Let $G$ be an algebraic scheme over a field $k$ (in the sense of these notes http://www.jmilne.org/math/CourseNotes/iAG200.pdf, I can try to explain more if anyone needs), and $m: G \times G \rightarrow G$ a morphism in this category. Here (I think) you can put a sheaf on the literal cartesian product $G \times G$ to make $G \times G$ into an algebraic scheme which is a categorical product with respect to the restriction maps (which will also be morphisms).

The pair $(G,m)$ is called a group object if there exist morphisms $e: \ast \rightarrow G$ and $\iota:G \rightarrow G$ which satisfy a bunch of diagram commutativity properties. Here $\ast$ is the one point scheme $\textrm{Max } k$. Since morphisms of schemes are also continuous functions on the underlying topological spaces, if I consider $m$ as a continuous function on the cartesian product $G \times G$, it seems like a group object is literally a group, whose identity is the image of the function $e$.

Is this the case? In the notes I'm reading, it seems like Milne is not saying this.

Answer 1

There's some confusion arising from the conventions in Milne's notes. As Alex G. remarks, the underlying set of the product of schemes is not equal to the cartesian product of the underlying sets in general. However, Milne works only with closed points (the underlying set of an affine scheme is the maximal spectrum instead of the prime spectrum) and only considers schemes of finite type over $k$.

If $k$ is algebraically closed, and $A$ and $B$ are schemes of finite type over $k$, then the set of closed points of the product of $A$ and $B$ is equal to the cartesian product of the sets of closed points of $A$ and $B$. This is also true for fibered products.

So using these conventions, when $k$ is algebraically closed, the "underlying set" (set of closed points) of an "algebraic group scheme" (group scheme of finite type over $k$) is an honest group.

Answer 2

It can't be in general, since the product of schemes $G \times G$ is not the Cartesian product as a set.

Answer 3

If $G$ is a group object in a category $C$ with finite products, $D$ is another category with finite products, and $F : C \to D$ is a functor that preserves finite products, then $F(G)$ is a group object in $D$. However, the underlying set functor from schemes (thought of as locally ringed spaces) to sets does not preserve products.

Things are better if you think of schemes in terms of their functors of points. Then you can say that a group object in a category $C$ is the same thing as an object $G$ such that $\text{Hom}(-, G)$ has a natural group structure (in the sense that it lifts to a functor taking values in groups). (The weaker statement that a group object $G$ gives such a group-valued functor can be thought of as the special case of the above observation for $F$ the Yoneda embedding.)

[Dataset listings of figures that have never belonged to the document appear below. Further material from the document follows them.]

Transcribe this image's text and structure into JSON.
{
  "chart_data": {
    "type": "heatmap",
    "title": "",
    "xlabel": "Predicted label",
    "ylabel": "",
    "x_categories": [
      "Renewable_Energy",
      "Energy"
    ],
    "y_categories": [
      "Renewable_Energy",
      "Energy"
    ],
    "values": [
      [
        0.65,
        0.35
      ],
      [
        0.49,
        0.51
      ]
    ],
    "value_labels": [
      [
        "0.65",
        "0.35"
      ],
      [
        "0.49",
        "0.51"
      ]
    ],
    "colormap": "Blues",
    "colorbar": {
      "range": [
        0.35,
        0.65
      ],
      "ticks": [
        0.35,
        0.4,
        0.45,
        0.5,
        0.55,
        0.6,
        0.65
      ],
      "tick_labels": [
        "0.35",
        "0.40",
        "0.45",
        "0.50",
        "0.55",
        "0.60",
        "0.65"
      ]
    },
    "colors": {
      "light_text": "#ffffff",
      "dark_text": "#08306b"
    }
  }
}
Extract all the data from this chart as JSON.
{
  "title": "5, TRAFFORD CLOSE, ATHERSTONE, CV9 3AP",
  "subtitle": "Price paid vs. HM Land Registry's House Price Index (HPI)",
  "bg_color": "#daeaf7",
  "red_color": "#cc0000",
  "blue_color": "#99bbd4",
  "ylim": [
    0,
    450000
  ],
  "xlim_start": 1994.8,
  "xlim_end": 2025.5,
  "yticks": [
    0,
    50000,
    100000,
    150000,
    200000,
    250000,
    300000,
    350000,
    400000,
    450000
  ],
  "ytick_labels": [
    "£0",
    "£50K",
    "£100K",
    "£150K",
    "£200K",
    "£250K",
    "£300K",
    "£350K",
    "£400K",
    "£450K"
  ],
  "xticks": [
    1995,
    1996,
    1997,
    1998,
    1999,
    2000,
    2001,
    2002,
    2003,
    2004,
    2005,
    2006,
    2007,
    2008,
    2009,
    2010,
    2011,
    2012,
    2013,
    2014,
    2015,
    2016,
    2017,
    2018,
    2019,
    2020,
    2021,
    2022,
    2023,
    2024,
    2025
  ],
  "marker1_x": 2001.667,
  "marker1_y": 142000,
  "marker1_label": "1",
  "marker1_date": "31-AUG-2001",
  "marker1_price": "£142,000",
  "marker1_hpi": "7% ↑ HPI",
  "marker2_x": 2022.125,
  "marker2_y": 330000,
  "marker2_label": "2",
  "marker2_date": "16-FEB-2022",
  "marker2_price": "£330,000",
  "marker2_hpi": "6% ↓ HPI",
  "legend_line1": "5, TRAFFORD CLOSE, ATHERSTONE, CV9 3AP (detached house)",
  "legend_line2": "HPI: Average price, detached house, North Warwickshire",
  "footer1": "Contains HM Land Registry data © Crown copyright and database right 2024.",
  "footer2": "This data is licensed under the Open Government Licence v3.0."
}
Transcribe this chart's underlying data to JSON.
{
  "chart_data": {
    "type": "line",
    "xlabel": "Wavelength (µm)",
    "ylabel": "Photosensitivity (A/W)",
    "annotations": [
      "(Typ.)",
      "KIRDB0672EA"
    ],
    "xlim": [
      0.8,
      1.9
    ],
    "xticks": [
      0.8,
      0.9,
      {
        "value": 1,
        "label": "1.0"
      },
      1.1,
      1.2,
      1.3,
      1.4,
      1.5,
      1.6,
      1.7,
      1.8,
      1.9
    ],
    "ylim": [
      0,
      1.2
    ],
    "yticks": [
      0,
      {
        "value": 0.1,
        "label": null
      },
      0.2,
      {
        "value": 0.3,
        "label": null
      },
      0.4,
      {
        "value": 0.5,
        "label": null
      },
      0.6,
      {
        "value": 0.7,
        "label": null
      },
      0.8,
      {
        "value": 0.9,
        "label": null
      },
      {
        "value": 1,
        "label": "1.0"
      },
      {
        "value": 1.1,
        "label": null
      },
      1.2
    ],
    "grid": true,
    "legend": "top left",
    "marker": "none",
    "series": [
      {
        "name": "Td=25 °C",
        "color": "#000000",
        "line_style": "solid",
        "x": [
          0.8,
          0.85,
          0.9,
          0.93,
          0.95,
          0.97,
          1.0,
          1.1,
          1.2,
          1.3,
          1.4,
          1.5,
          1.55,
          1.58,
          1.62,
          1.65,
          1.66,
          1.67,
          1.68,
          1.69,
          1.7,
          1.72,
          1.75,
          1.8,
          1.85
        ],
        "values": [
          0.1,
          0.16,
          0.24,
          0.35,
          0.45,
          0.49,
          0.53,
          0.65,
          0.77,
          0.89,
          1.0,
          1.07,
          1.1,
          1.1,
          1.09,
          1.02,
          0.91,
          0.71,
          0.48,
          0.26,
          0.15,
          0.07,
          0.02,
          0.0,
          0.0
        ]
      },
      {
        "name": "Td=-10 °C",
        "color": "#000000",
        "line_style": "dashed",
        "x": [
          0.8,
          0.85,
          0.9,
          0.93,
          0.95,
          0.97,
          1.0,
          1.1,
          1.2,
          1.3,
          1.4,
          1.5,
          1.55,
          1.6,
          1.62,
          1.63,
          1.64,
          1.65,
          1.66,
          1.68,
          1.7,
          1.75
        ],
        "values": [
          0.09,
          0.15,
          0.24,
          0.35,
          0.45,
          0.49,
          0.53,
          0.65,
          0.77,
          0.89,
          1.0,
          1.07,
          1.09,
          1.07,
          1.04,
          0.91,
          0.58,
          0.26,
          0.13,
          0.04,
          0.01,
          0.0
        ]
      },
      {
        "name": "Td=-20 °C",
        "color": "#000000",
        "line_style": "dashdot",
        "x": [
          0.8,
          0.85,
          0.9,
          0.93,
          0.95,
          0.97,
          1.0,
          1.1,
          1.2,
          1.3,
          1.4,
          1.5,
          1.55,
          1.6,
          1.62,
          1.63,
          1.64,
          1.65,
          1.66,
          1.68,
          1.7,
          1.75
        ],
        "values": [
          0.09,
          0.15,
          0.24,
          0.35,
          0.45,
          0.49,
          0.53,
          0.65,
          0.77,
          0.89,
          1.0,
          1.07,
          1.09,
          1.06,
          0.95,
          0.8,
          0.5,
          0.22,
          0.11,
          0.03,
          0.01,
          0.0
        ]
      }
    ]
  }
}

In the case of schemes, this means that the set $G(R)$ of $R$-points naturally forms a group, for any commutative $k$-algebra. If $k$ is a field then it's natural to take $R$ to be, say, the separable closure $k_s$ of $k$, in which case we can even hope that the functor $G \mapsto G(k_s)$ is faithful, and so attempt to think of algebraic groups in terms of their $k_s$-points. This is, as I understand it, the classical approach.